Galvanizing the count
In anticipation of low Census participation, community leaders in South Texas have been galvanizing by forming task forces and “Complete Count Committees” to educate residents about the importance of taking part in the count.
The City of McAllen in March 2018 appointed a 16-member McAllen Complete Count Committee that focuses on schools, local businesses, and immigrant and media outreach. The committee is chaired by McAllen Police Chief Victor Rodriguez, who told Border Report, “We’re beginning to engage people and talk to people and letting them know how important the Census is.”
Rodriguez served on the city’s 2010 Complete County Committee, which formed much later leading up to that Census. But after the Trump Administration in 2018 said it was putting a citizenship question on the Census, this group was quickly formed, along with several others in the region.
The Lower Rio Grande Development Council has taken a lead helping to organize various local entities to work with locals. The council reports that Complete Count Committees also have been formed in the cities of: Alamo, Brownsville, Edinburg, Harlingen, Mission-Palmview, Pharr and Weslaco. In addition, Cameron, Hidalgo and Willacy counties have all formed committees along with the Regional Small cities Coalition, and RGV Border Health Coalition.
“We’re doing a little bit better than last time in that we have effective Valley-wide engagement,” Rodriguez said. “We’ve all got different activities independently and collectively to enhance the count.”

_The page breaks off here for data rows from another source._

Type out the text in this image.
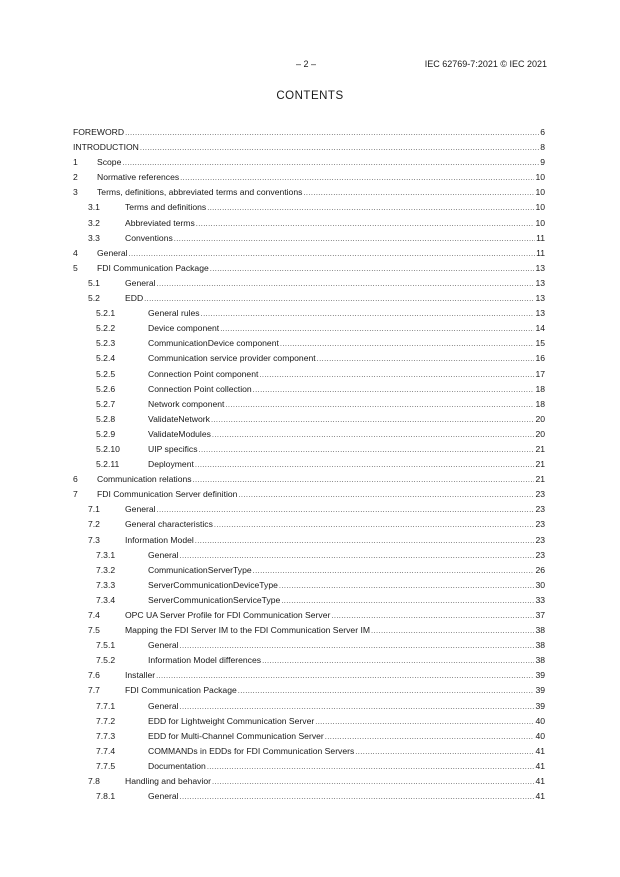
– 2 –	IEC 62769-7:2021 © IEC 2021
CONTENTS
FOREWORD .....	6
INTRODUCTION .....	8
1	Scope .....	9
2	Normative references .....	10
3	Terms, definitions, abbreviated terms and conventions .....	10
3.1	Terms and definitions .....	10
3.2	Abbreviated terms .....	10
3.3	Conventions .....	11
4	General .....	11
5	FDI Communication Package .....	13
5.1	General .....	13
5.2	EDD .....	13
5.2.1	General rules .....	13
5.2.2	Device component .....	14
5.2.3	CommunicationDevice component .....	15
5.2.4	Communication service provider component .....	16
5.2.5	Connection Point component .....	17
5.2.6	Connection Point collection .....	18
5.2.7	Network component .....	18
5.2.8	ValidateNetwork .....	20
5.2.9	ValidateModules .....	20
5.2.10	UIP specifics .....	21
5.2.11	Deployment .....	21
6	Communication relations .....	21
7	FDI Communication Server definition .....	23
7.1	General .....	23
7.2	General characteristics .....	23
7.3	Information Model .....	23
7.3.1	General .....	23
7.3.2	CommunicationServerType .....	26
7.3.3	ServerCommunicationDeviceType .....	30
7.3.4	ServerCommunicationServiceType .....	33
7.4	OPC UA Server Profile for FDI Communication Server .....	37
7.5	Mapping the FDI Server IM to the FDI Communication Server IM .....	38
7.5.1	General .....	38
7.5.2	Information Model differences .....	38
7.6	Installer .....	39
7.7	FDI Communication Package .....	39
7.7.1	General .....	39
7.7.2	EDD for Lightweight Communication Server .....	40
7.7.3	EDD for Multi-Channel Communication Server .....	40
7.7.4	COMMANDs in EDDs for FDI Communication Servers .....	41
7.7.5	Documentation .....	41
7.8	Handling and behavior .....	41
7.8.1	General .....	41
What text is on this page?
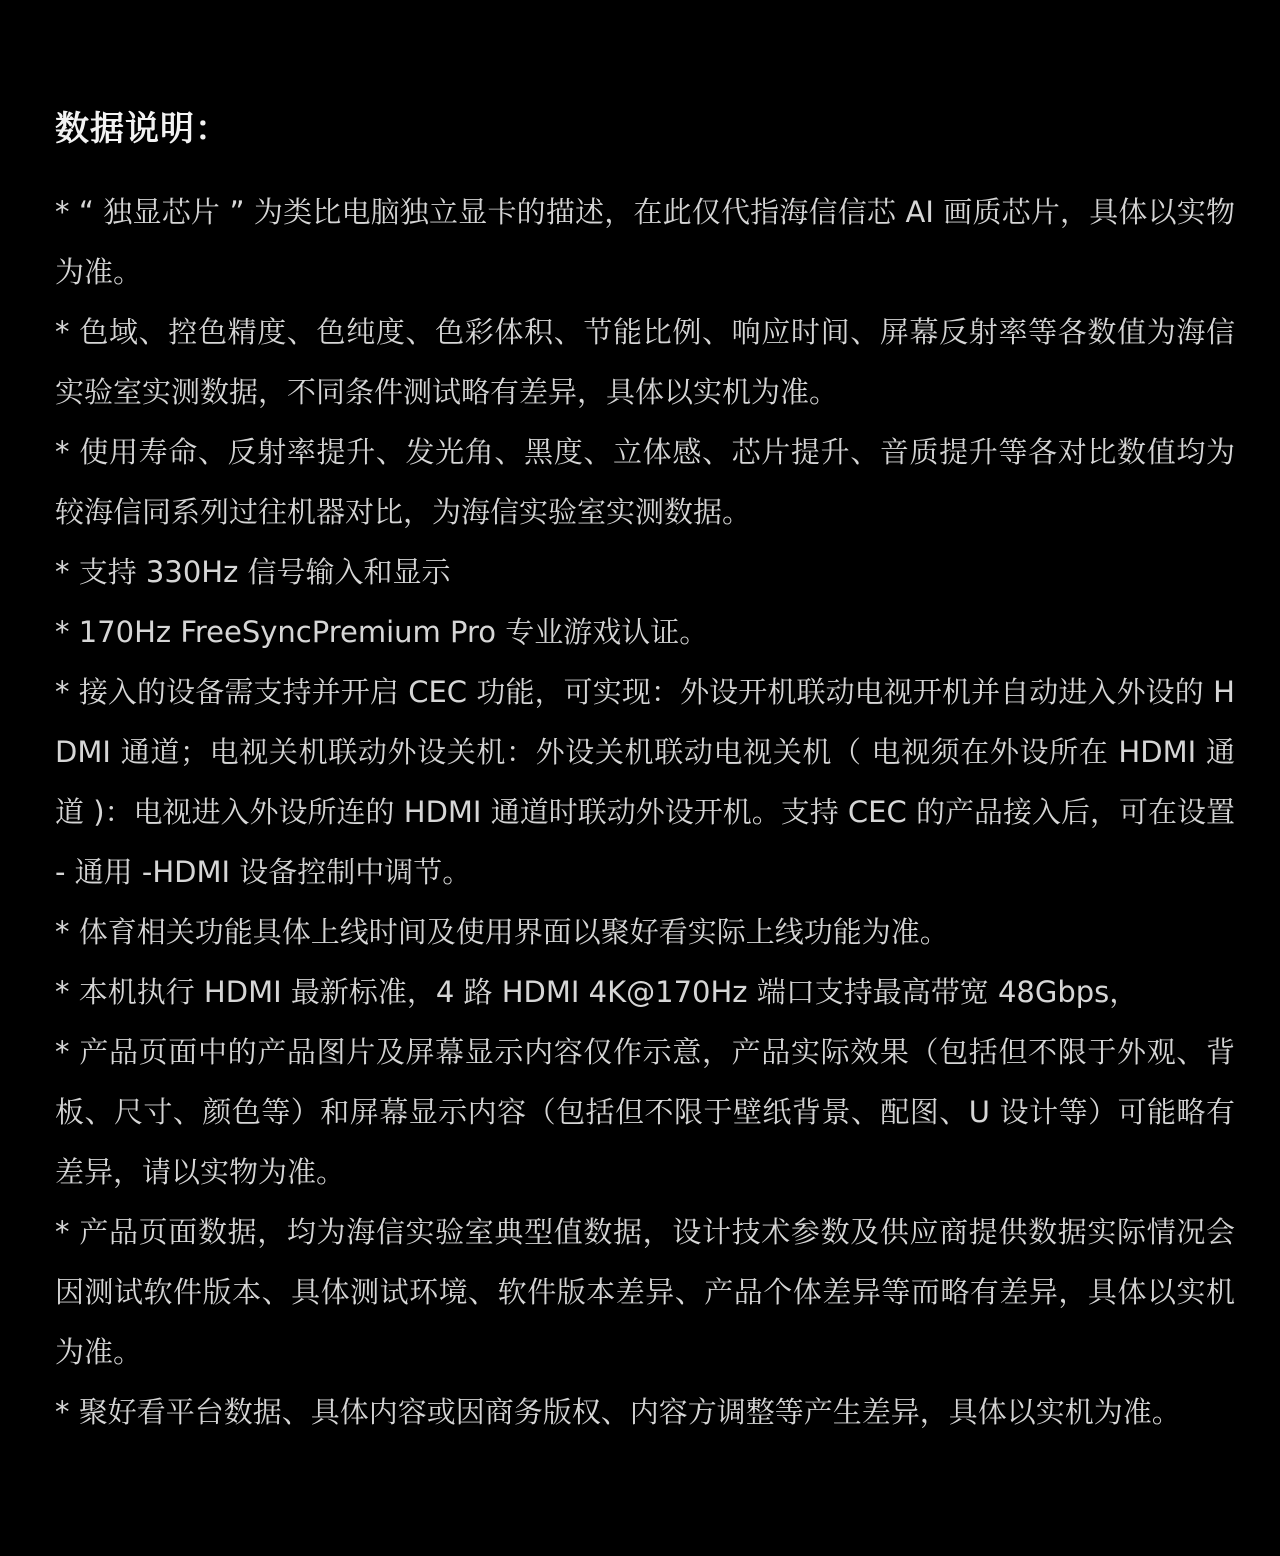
数据说明：
* “ 独显芯片 ” 为类比电脑独立显卡的描述，在此仅代指海信信芯 AI 画质芯片，具体以实物为准。
* 色域、控色精度、色纯度、色彩体积、节能比例、响应时间、屏幕反射率等各数值为海信实验室实测数据，不同条件测试略有差异，具体以实机为准。
* 使用寿命、反射率提升、发光角、黑度、立体感、芯片提升、音质提升等各对比数值均为较海信同系列过往机器对比，为海信实验室实测数据。
* 支持 330Hz 信号输入和显示
* 170Hz FreeSyncPremium Pro 专业游戏认证。
* 接入的设备需支持并开启 CEC 功能，可实现：外设开机联动电视开机并自动进入外设的 HDMI 通道；电视关机联动外设关机：外设关机联动电视关机（ 电视须在外设所在 HDMI 通道 )：电视进入外设所连的 HDMI 通道时联动外设开机。支持 CEC 的产品接入后，可在设置 - 通用 -HDMI 设备控制中调节。
* 体育相关功能具体上线时间及使用界面以聚好看实际上线功能为准。
* 本机执行 HDMI 最新标准，4 路 HDMI 4K@170Hz 端口支持最高带宽 48Gbps，
* 产品页面中的产品图片及屏幕显示内容仅作示意，产品实际效果（包括但不限于外观、背板、尺寸、颜色等）和屏幕显示内容（包括但不限于壁纸背景、配图、U 设计等）可能略有差异，请以实物为准。
* 产品页面数据，均为海信实验室典型值数据，设计技术参数及供应商提供数据实际情况会因测试软件版本、具体测试环境、软件版本差异、产品个体差异等而略有差异，具体以实机为准。
* 聚好看平台数据、具体内容或因商务版权、内容方调整等产生差异，具体以实机为准。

Hidalgo County, which is home to McAllen and many of the cities listed above, could score 1 million residents in the 2020 count, if everyone fills out the form.
“That means for us in Texas we’ll gain more power and more representation in Congress,” Hinojosa said.
Hinojosa, who is a lawyer, added that regardless of the final count he expects lawsuits and litigation to contest redistricting lines in Texas. “As long as I can remember — after the final vote is taken and the governor signs the district maps — lawsuits are filed by either side. Some of the lawsuits are still pending as of today from redistricting we did 10 years ago.”